2013年07月09日

スイッチングコスト

先日、投資ファンドに勤務されている知人と会食した際に聞いた話を。
彼の会社は企業の持続的競争力を分析しているが、産業の中で外食産業が最もその持続的競争力が弱いという。
その話を要約するとこうだ。
「100年企業なる、長期にわたり安定的経営が持続できる会社の要因は何かを分析する中で、供給側と需要側の両面から外食産業はその持続性が弱い産業であることがわかった。他産業と比較して供給側においては、模倣しやすい、規模の経済性が限定的などが要因であり、需要側では、競合他社への乗り換えが容易であったり、代替店舗を探すことも容易である、などからである。」
つまり、外食産業は比較論として、簡単に真似できて他社に追いつきやすく、お客さんも他店舗に乗り換えることに抵抗が少ない、ということだ。
その論拠として、一時大きな成長を遂げたファミリーレストランが回転すしチェーンの台頭により業績の影響を受けたり、盤石と思われた回転すしチェーンもファミリーレストランのメニュー強化で業績が停滞するなど相関関係が明らかだからだそうだ。

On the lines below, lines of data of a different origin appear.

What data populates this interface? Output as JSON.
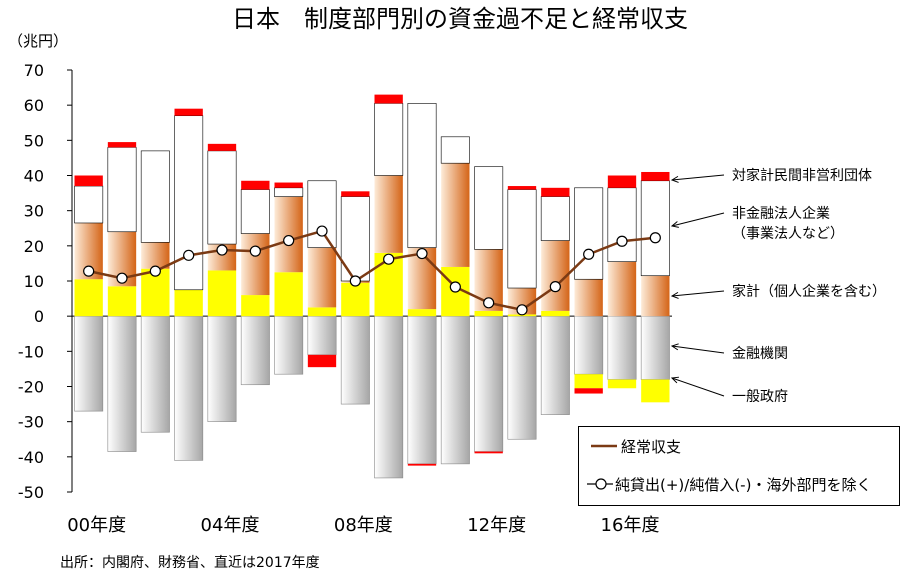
{
  "chart_data": {
    "type": "bar",
    "title": "日本　制度部門別の資金過不足と経常収支",
    "yunit": "（兆円）",
    "source": "出所：内閣府、財務省、直近は2017年度",
    "ylim": [
      -50,
      70
    ],
    "yticks": [
      "70",
      "60",
      "50",
      "40",
      "30",
      "20",
      "10",
      "0",
      "-10",
      "-20",
      "-30",
      "-40",
      "-50"
    ],
    "xtick_labels": [
      {
        "index": 0,
        "label": "00年度"
      },
      {
        "index": 4,
        "label": "04年度"
      },
      {
        "index": 8,
        "label": "08年度"
      },
      {
        "index": 12,
        "label": "12年度"
      },
      {
        "index": 16,
        "label": "16年度"
      }
    ],
    "categories": [
      "2000",
      "2001",
      "2002",
      "2003",
      "2004",
      "2005",
      "2006",
      "2007",
      "2008",
      "2009",
      "2010",
      "2011",
      "2012",
      "2013",
      "2014",
      "2015",
      "2016",
      "2017"
    ],
    "colors": {
      "household": "#ffff00",
      "corporate_light": "#fdebd8",
      "corporate_dark": "#d46417",
      "npish": "#ffffff",
      "financial": "#ff0000",
      "gov_light": "#ffffff",
      "gov_dark": "#a6a6a6",
      "current_account": "#7b3a14",
      "marker_fill": "#ffffff"
    },
    "series": [
      {
        "name": "家計（個人企業を含む）",
        "key": "household",
        "values": [
          10.5,
          8.5,
          13.5,
          7.5,
          13,
          6,
          12.5,
          2.5,
          9.5,
          18,
          2,
          14,
          1.5,
          0.5,
          1.5,
          -4,
          -2.5,
          -6.5
        ]
      },
      {
        "name": "非金融法人企業（事業法人など）",
        "key": "corporate",
        "values": [
          16,
          15.5,
          7.5,
          0,
          7.5,
          17.5,
          21.5,
          17,
          0.5,
          22,
          17.5,
          29.5,
          17.5,
          7.5,
          20,
          10.5,
          15.5,
          11.5
        ]
      },
      {
        "name": "対家計民間非営利団体",
        "key": "npish",
        "values": [
          10.5,
          24,
          26,
          49.5,
          26.5,
          12.5,
          2.5,
          19,
          24,
          20.5,
          41,
          7.5,
          23.5,
          28,
          12.5,
          26,
          21,
          27
        ]
      },
      {
        "name": "金融機関",
        "key": "financial",
        "values": [
          3,
          1.5,
          0,
          2,
          2,
          2.5,
          1.5,
          -3.5,
          1.5,
          2.5,
          -0.5,
          0,
          -0.5,
          1,
          2.5,
          -1.5,
          3.5,
          2.5
        ]
      },
      {
        "name": "一般政府",
        "key": "government",
        "values": [
          -27,
          -38.5,
          -33,
          -41,
          -30,
          -19.5,
          -16.5,
          -11,
          -25,
          -46,
          -42,
          -42,
          -38.5,
          -35,
          -28,
          -16.5,
          -18,
          -18
        ]
      }
    ],
    "line_series": [
      {
        "name": "経常収支",
        "values": [
          12.8,
          10.8,
          12.8,
          17.3,
          18.8,
          18.5,
          21.5,
          24.2,
          10.0,
          16.2,
          17.8,
          8.3,
          3.8,
          1.8,
          8.4,
          17.6,
          21.3,
          22.3
        ]
      }
    ],
    "right_labels": [
      {
        "text": "対家計民間非営利団体",
        "line2": "",
        "series": "npish"
      },
      {
        "text": "非金融法人企業",
        "line2": "（事業法人など）",
        "series": "corporate"
      },
      {
        "text": "家計（個人企業を含む）",
        "line2": "",
        "series": "household"
      },
      {
        "text": "金融機関",
        "line2": "",
        "series": "financial"
      },
      {
        "text": "一般政府",
        "line2": "",
        "series": "government"
      }
    ],
    "legend": [
      {
        "label": "経常収支",
        "style": "line"
      },
      {
        "label": "純貸出(+)/純借入(-)・海外部門を除く",
        "style": "marker"
      }
    ]
  }
}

需要側の、他社に乗り換えやすいことは「スイッチングコスト」が低いこと、代替品や店を探しやすいことは、「サーチコスト」が低いと表現するのだそうだ。確かに自分自身の行動に当てはめてみると、衣料品などの購入に比べ外食の方がスイッチングコストやサーチコストは低いと思う。
ここでふと思ったのは、スターバックスやマクドナルドでも同様なのかと。
スターバックスは、創業より「サードプレイス」という、自宅でもなく会社(学校)でもない心安らげる”第三の場所”の提供でありたい、というコンセプトを打ち出している。またマクドナルでは利便性とともに、多くの子供を惹きつけるブランディングを行っている。これらからは外食産業であるからこそ、顧客が容易に他社店舗に振り向かないようなスイッチングコストを高める意図がうかがえる。

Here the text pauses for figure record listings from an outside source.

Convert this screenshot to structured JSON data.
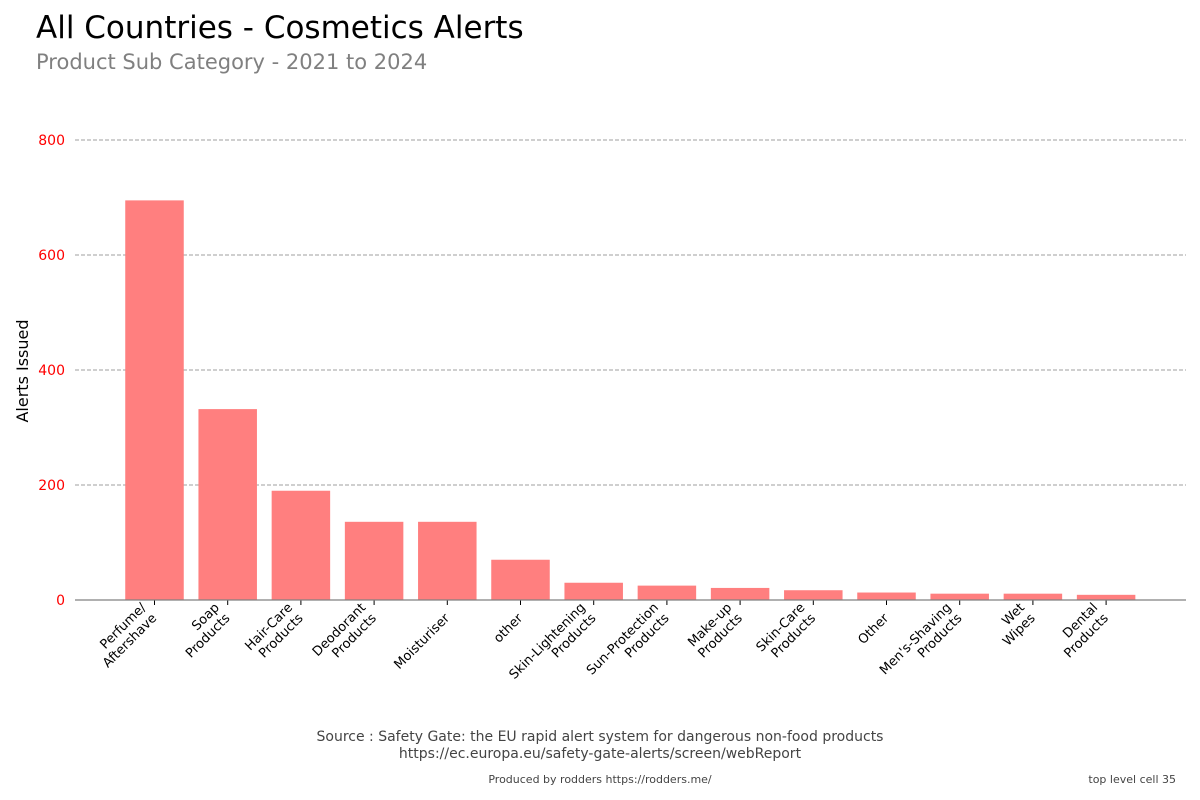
{
  "title": "All Countries - Cosmetics Alerts",
  "subtitle": "Product Sub Category - 2021 to 2024",
  "source_line1": "Source : Safety Gate: the EU rapid alert system for dangerous non-food products",
  "source_line2": "https://ec.europa.eu/safety-gate-alerts/screen/webReport",
  "credit": "Produced by rodders https://rodders.me/",
  "cell_label": "top level cell 35",
  "colors": {
    "bar": "#ff7f7f",
    "tick_label": "#ff0000",
    "grid": "#808080"
  },
  "chart_data": {
    "type": "bar",
    "title": "All Countries - Cosmetics Alerts",
    "subtitle": "Product Sub Category - 2021 to 2024",
    "xlabel": "",
    "ylabel": "Alerts Issued",
    "ylim": [
      0,
      800
    ],
    "yticks": [
      0,
      200,
      400,
      600,
      800
    ],
    "grid": true,
    "categories": [
      "Perfume/\nAftershave",
      "Soap\nProducts",
      "Hair-Care\nProducts",
      "Deodorant\nProducts",
      "Moisturiser",
      "other",
      "Skin-Lightening\nProducts",
      "Sun-Protection\nProducts",
      "Make-up\nProducts",
      "Skin-Care\nProducts",
      "Other",
      "Men's-Shaving\nProducts",
      "Wet\nWipes",
      "Dental\nProducts"
    ],
    "values": [
      695,
      332,
      190,
      136,
      136,
      70,
      30,
      25,
      21,
      17,
      13,
      11,
      11,
      9
    ]
  }
}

一方で多くの外食産業は、味や値段、サービスなどの機能的価値には労を惜しまず、競争力に磨きをかけているものの、需要側の情緒的価値を高めることについてはそこまでの重要性を意識していないように思える。特に欧米企業との比較において、それが顕著ではないだろうか。
今後、日本の外食産業においてもこのスイッチングコストの視点からブランド戦略を考えることは持続的競争力を高める一助になるのではないか、そんなヒントがこの話には隠されていると思う。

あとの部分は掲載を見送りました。